The Court concluded that Mexico was both children’s habitual residence. Both parents agreed that any relocation to the United States was premised on the entire family moving together, otherwise the family would return to Mexico. Both parents had rights of custody under Mexican law, and they were exercising those rights. When they relinquished custody of their children to coyotes, they were not intending to abandon their children. The court noted that “giving over physical custody of [the children] to perfect strangers might implicate” that they were negligent, but that is irrelevant as to whether they were exercising their custody rights.
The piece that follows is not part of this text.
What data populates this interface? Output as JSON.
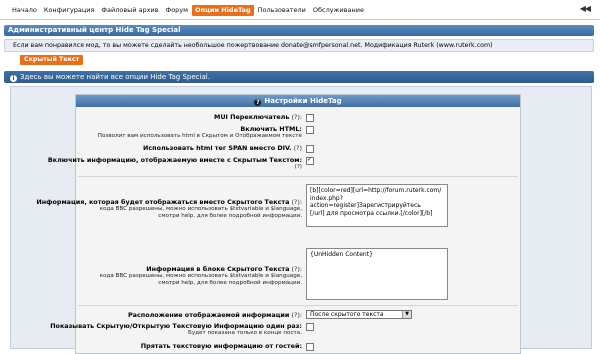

The court, having interviewed the children, concluded that the older child, almost 12-years-old, was thoughtful, intelligent, poised and direct. She could distinguish between right and wrong and truth from fiction. She was remarkably bright, and her views were “characterized by ‘constancy and coherence…”. Her objections to returning to Mexico, where the child said she had experienced physical and emotional abuse by Petitioners, was bolstered by more than a year of her medical records, coming from therapy sessions. There was no credible evidence that the child’s narrative was contaminated by the Respondents. The court further found that both children were settled in the United States. In fact, the court noted that they do not even recognize the Petitioners as their parents and they have some consequential connections to their New York community, including church, school, and friends. Finally, the court also concluded that the older child would be exposed to a grave risk of harm, in the form of physical, psychological, and emotional abuse, if returned to Mexico. The child was coherent in her descriptions of what she says happened before moving to the United States and what she fears will happen if she returns. An expert noted that the child has a credible history of trauma. Finally, the court noted that the Petitioner Parents did not offer any ameliorative measures at the hearing that would otherwise allow the court to consider a return in these circumstances. While the court did find that the youngest child was settled in New York, the court also found that a grave risk of psychological harm would exist to the younger sibling if separated from her older sibling.
The court elected to, based on a motion filed by the Respondents, dismiss the Petition seeking the children’s return.